Ce n’est pas parce qu’un produit est labellisé Appellation d'origine protégée (AOP) que sa consommation est aussi saine.

René Longet

Ces évidences n’ont pas empêché un intense lobbying contre un étiquetage des qualités nutritionnelles des denrées alimentaires, le nutriscore. Se présentant graphiquement comme ces étiquettes énergie appliquées aujourd’hui tant pour des équipements ménagers que pour des bâtiments, il est utilisé dans huit pays européens et classe les aliments en cinq catégories en fonction de leur apport calorique et de leurs teneurs en sucre, en sel, en graisses saturées, en fibres et en protéines.

Le nutriscore est combattu pas seulement par certains secteurs de l’alimentaire, mais aussi par les tenants des labels d’origine, sous prétexte qu’il discriminerait leurs produits, car ils sont souvent gras ou carnés (ou les deux). C’est oublier que chaque label délivre un message spécifique à son périmètre; en l’occurrence, l’un cible la santé, l’autre l’origine et ils sont complémentaires. Ce n’est pas parce qu’un produit est labellisé Appellation d'origine protégée (AOP) que sa consommation est aussi saine; manger trop de charcuterie ou de fromages n’est pas une bonne idée, qu’ils soient AOP ou non.

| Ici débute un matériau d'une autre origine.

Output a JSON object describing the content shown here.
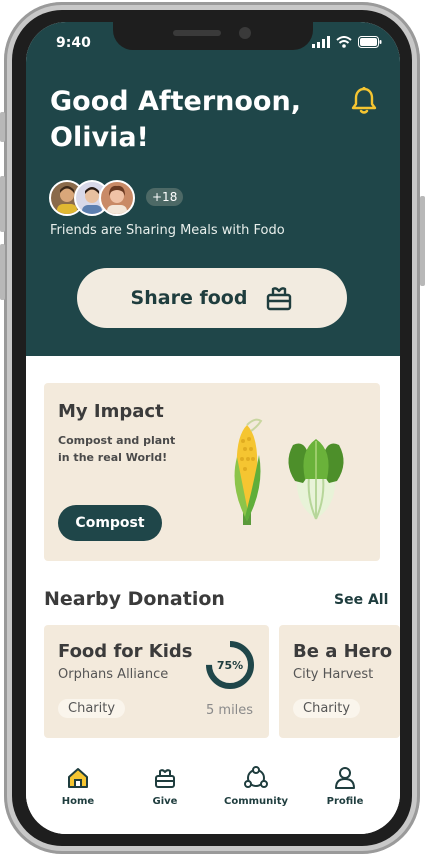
{
  "status_bar": {
    "time": "9:40"
  },
  "header": {
    "greeting": "Good Afternoon, Olivia!",
    "friends_extra_count": "+18",
    "friends_text": "Friends are Sharing Meals with Fodo",
    "share_button_label": "Share food"
  },
  "impact": {
    "title": "My Impact",
    "subtitle": "Compost and plant in the real World!",
    "button_label": "Compost"
  },
  "nearby": {
    "title": "Nearby Donation",
    "see_all_label": "See All",
    "cards": [
      {
        "title": "Food for Kids",
        "org": "Orphans Alliance",
        "tag": "Charity",
        "distance": "5 miles",
        "progress_label": "75%",
        "progress": 0.75
      },
      {
        "title": "Be a Hero",
        "org": "City Harvest",
        "tag": "Charity"
      }
    ]
  },
  "nav": {
    "items": [
      {
        "label": "Home",
        "icon": "home-icon",
        "active": true
      },
      {
        "label": "Give",
        "icon": "gift-box-icon"
      },
      {
        "label": "Community",
        "icon": "community-icon"
      },
      {
        "label": "Profile",
        "icon": "profile-icon"
      }
    ]
  },
  "colors": {
    "header_bg": "#1f4649",
    "card_bg": "#f3eadc",
    "accent_yellow": "#f5c531",
    "button_dark": "#1f4649"
  }
}
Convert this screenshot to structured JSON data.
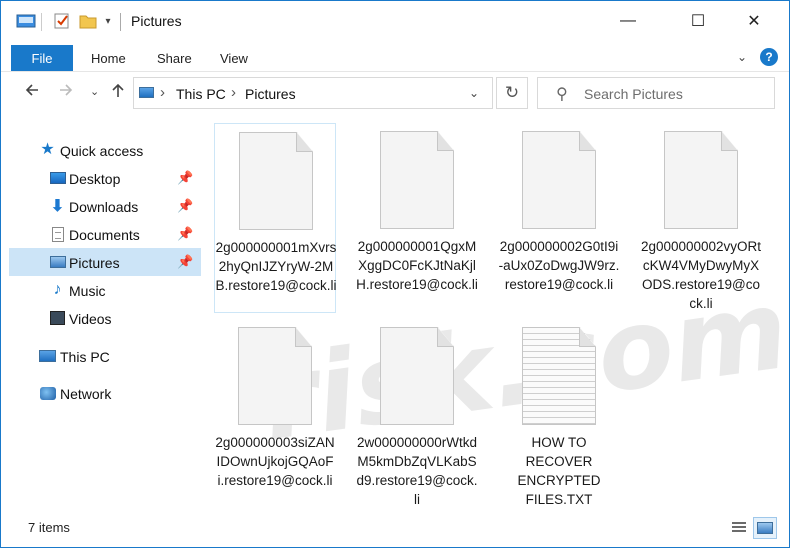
{
  "window": {
    "title": "Pictures",
    "minimize": "—",
    "maximize": "☐",
    "close": "✕"
  },
  "ribbon": {
    "tabs": [
      "File",
      "Home",
      "Share",
      "View"
    ],
    "help": "?"
  },
  "address": {
    "crumbs": [
      "This PC",
      "Pictures"
    ],
    "search_placeholder": "Search Pictures"
  },
  "nav": {
    "quick_access": "Quick access",
    "items": [
      {
        "label": "Desktop",
        "pinned": true
      },
      {
        "label": "Downloads",
        "pinned": true
      },
      {
        "label": "Documents",
        "pinned": true
      },
      {
        "label": "Pictures",
        "pinned": true,
        "selected": true
      },
      {
        "label": "Music",
        "pinned": false
      },
      {
        "label": "Videos",
        "pinned": false
      }
    ],
    "this_pc": "This PC",
    "network": "Network"
  },
  "files": [
    {
      "name": "2g000000001mXvrs2hyQnIJZYryW-2MB.restore19@cock.li",
      "icon": "file-icon"
    },
    {
      "name": "2g000000001QgxMXggDC0FcKJtNaKjlH.restore19@cock.li",
      "icon": "file-icon"
    },
    {
      "name": "2g000000002G0tI9i-aUx0ZoDwgJW9rz.restore19@cock.li",
      "icon": "file-icon"
    },
    {
      "name": "2g000000002vyORtcKW4VMyDwyMyXODS.restore19@cock.li",
      "icon": "file-icon"
    },
    {
      "name": "2g000000003siZANIDOwnUjkojGQAoFi.restore19@cock.li",
      "icon": "file-icon"
    },
    {
      "name": "2w000000000rWtkdM5kmDbZqVLKabSd9.restore19@cock.li",
      "icon": "file-icon"
    },
    {
      "name": "HOW TO RECOVER ENCRYPTED FILES.TXT",
      "icon": "text-file-icon"
    }
  ],
  "status": {
    "item_count": "7 items"
  },
  "watermark": {
    "text": "risk.com"
  },
  "colors": {
    "accent": "#1979ca",
    "selected_bg": "#cce4f7"
  }
}
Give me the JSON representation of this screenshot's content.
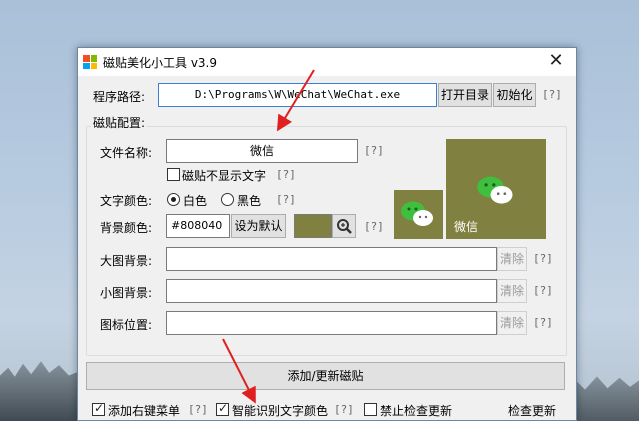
{
  "window": {
    "title": "磁贴美化小工具 v3.9",
    "close_glyph": "✕"
  },
  "path_row": {
    "label": "程序路径:",
    "value": "D:\\Programs\\W\\WeChat\\WeChat.exe",
    "open_dir_label": "打开目录",
    "init_label": "初始化",
    "help": "[?]"
  },
  "config": {
    "group_title": "磁贴配置:",
    "file_name_label": "文件名称:",
    "file_name_value": "微信",
    "file_name_help": "[?]",
    "hide_text_label": "磁贴不显示文字",
    "hide_text_checked": false,
    "hide_text_help": "[?]",
    "text_color_label": "文字颜色:",
    "white_label": "白色",
    "black_label": "黑色",
    "text_color_selected": "白色",
    "text_color_help": "[?]",
    "bg_color_label": "背景颜色:",
    "bg_color_value": "#808040",
    "set_default_label": "设为默认",
    "bg_color_help": "[?]",
    "swatch_color": "#808040",
    "large_bg_label": "大图背景:",
    "large_bg_clear": "清除",
    "large_bg_help": "[?]",
    "small_bg_label": "小图背景:",
    "small_bg_clear": "清除",
    "small_bg_help": "[?]",
    "icon_pos_label": "图标位置:",
    "icon_pos_clear": "清除",
    "icon_pos_help": "[?]"
  },
  "preview": {
    "large_tile_label": "微信",
    "tile_color": "#808040"
  },
  "add_update_label": "添加/更新磁贴",
  "status": {
    "context_menu_label": "添加右键菜单",
    "context_menu_checked": true,
    "context_menu_help": "[?]",
    "smart_color_label": "智能识别文字颜色",
    "smart_color_checked": true,
    "smart_color_help": "[?]",
    "disable_update_label": "禁止检查更新",
    "disable_update_checked": false,
    "check_update_label": "检查更新"
  }
}
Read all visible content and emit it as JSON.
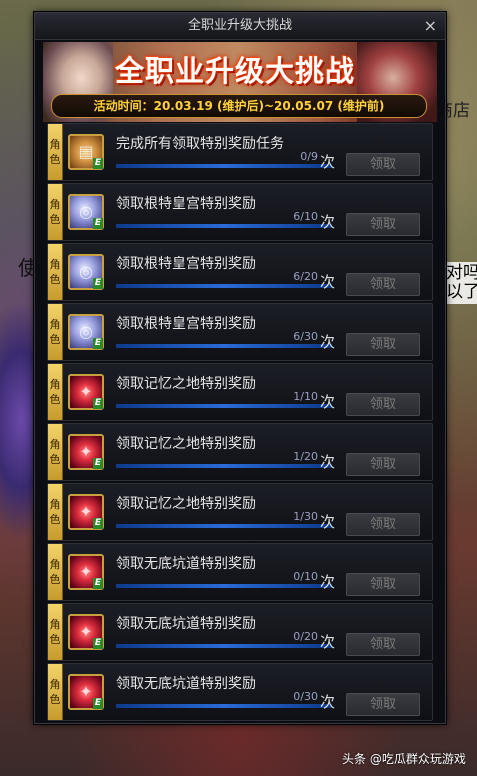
{
  "window": {
    "title": "全职业升级大挑战",
    "close_label": "×"
  },
  "banner": {
    "title": "全职业升级大挑战",
    "date": "活动时间：20.03.19 (维护后)~20.05.07 (维护前)"
  },
  "background": {
    "left_text": "使",
    "right_text": "对吗以了",
    "shop_text": "商店"
  },
  "tag_label": [
    "角",
    "色"
  ],
  "times_label": "次",
  "claim_label": "领取",
  "tasks": [
    {
      "text": "完成所有领取特别奖励任务",
      "progress": "0/9",
      "icon": "scroll-icon"
    },
    {
      "text": "领取根特皇宫特别奖励",
      "progress": "6/10",
      "icon": "coin-icon"
    },
    {
      "text": "领取根特皇宫特别奖励",
      "progress": "6/20",
      "icon": "coin-icon"
    },
    {
      "text": "领取根特皇宫特别奖励",
      "progress": "6/30",
      "icon": "coin-icon"
    },
    {
      "text": "领取记忆之地特别奖励",
      "progress": "1/10",
      "icon": "crystal-icon"
    },
    {
      "text": "领取记忆之地特别奖励",
      "progress": "1/20",
      "icon": "crystal-icon"
    },
    {
      "text": "领取记忆之地特别奖励",
      "progress": "1/30",
      "icon": "crystal-icon"
    },
    {
      "text": "领取无底坑道特别奖励",
      "progress": "0/10",
      "icon": "crystal-icon"
    },
    {
      "text": "领取无底坑道特别奖励",
      "progress": "0/20",
      "icon": "crystal-icon"
    },
    {
      "text": "领取无底坑道特别奖励",
      "progress": "0/30",
      "icon": "crystal-icon"
    }
  ],
  "watermark": "头条 @吃瓜群众玩游戏"
}
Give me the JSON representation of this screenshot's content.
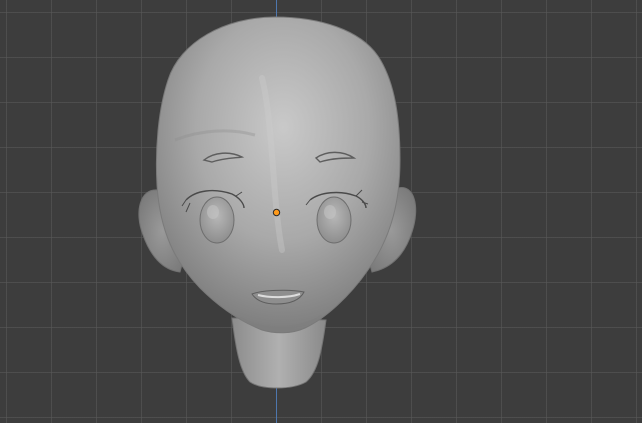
{
  "viewport": {
    "background_color": "#3d3d3d",
    "grid_color": "#5a5a5a",
    "z_axis_color": "#4f7fbf",
    "mesh_color": "#a8a8a8",
    "origin_color": "#ff9a1a"
  },
  "scene": {
    "object": "head-mesh",
    "shading": "solid"
  },
  "icons": {
    "origin": "origin-dot-icon"
  }
}
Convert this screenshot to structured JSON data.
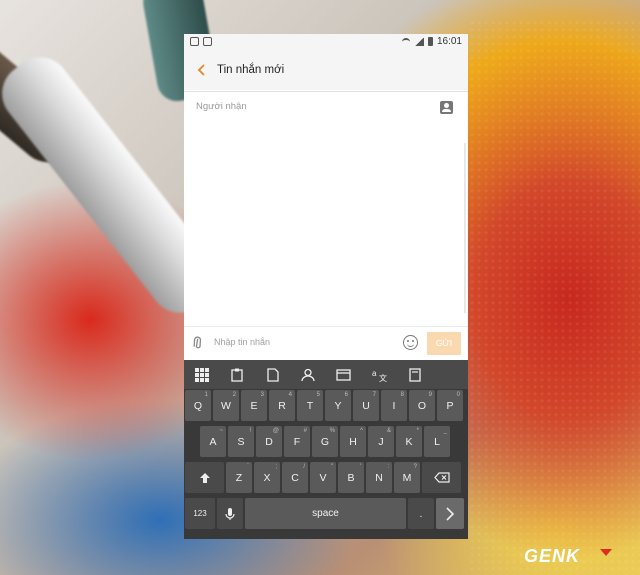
{
  "status_bar": {
    "time": "16:01"
  },
  "header": {
    "back_icon": "chevron-left-icon",
    "title": "Tin nhắn mới"
  },
  "recipient": {
    "placeholder": "Người nhận",
    "contact_icon": "contact-book-icon"
  },
  "composer": {
    "placeholder": "Nhập tin nhắn",
    "send_label": "GỬI",
    "attach_icon": "paperclip-icon",
    "emoji_icon": "smiley-icon"
  },
  "keyboard": {
    "toolbar_icons": [
      "grid-icon",
      "clipboard-icon",
      "document-icon",
      "person-icon",
      "window-icon",
      "translate-icon",
      "book-icon"
    ],
    "row1": [
      {
        "k": "Q",
        "s": "1"
      },
      {
        "k": "W",
        "s": "2"
      },
      {
        "k": "E",
        "s": "3"
      },
      {
        "k": "R",
        "s": "4"
      },
      {
        "k": "T",
        "s": "5"
      },
      {
        "k": "Y",
        "s": "6"
      },
      {
        "k": "U",
        "s": "7"
      },
      {
        "k": "I",
        "s": "8"
      },
      {
        "k": "O",
        "s": "9"
      },
      {
        "k": "P",
        "s": "0"
      }
    ],
    "row2": [
      {
        "k": "A",
        "s": "~"
      },
      {
        "k": "S",
        "s": "!"
      },
      {
        "k": "D",
        "s": "@"
      },
      {
        "k": "F",
        "s": "#"
      },
      {
        "k": "G",
        "s": "%"
      },
      {
        "k": "H",
        "s": "^"
      },
      {
        "k": "J",
        "s": "&"
      },
      {
        "k": "K",
        "s": "*"
      },
      {
        "k": "L",
        "s": "_"
      }
    ],
    "row3": [
      {
        "k": "Z",
        "s": "`"
      },
      {
        "k": "X",
        "s": ";"
      },
      {
        "k": "C",
        "s": "/"
      },
      {
        "k": "V",
        "s": "\""
      },
      {
        "k": "B",
        "s": "'"
      },
      {
        "k": "N",
        "s": ":"
      },
      {
        "k": "M",
        "s": "?"
      }
    ],
    "shift_icon": "shift-arrow-icon",
    "backspace_icon": "backspace-icon",
    "num_label": "123",
    "space_label": "space",
    "period_label": ".",
    "mic_icon": "microphone-icon",
    "enter_icon": "chevron-right-icon"
  },
  "watermark": "GENK"
}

Certes il serait judicieux de réglementer davantage les produits malsains, ultratransformés, à mauvais contenus nutritionnels. Mais commençons déjà par donner aux consommateurs de quoi faire leurs choix en connaissance de cause. En Suisse, 350 professionnels de la santé viennent de demander à un grand distributeur qui avait renoncé au nutriscore de revenir sur sa décision. Ce serait une belle action pour réduire les coûts de la santé!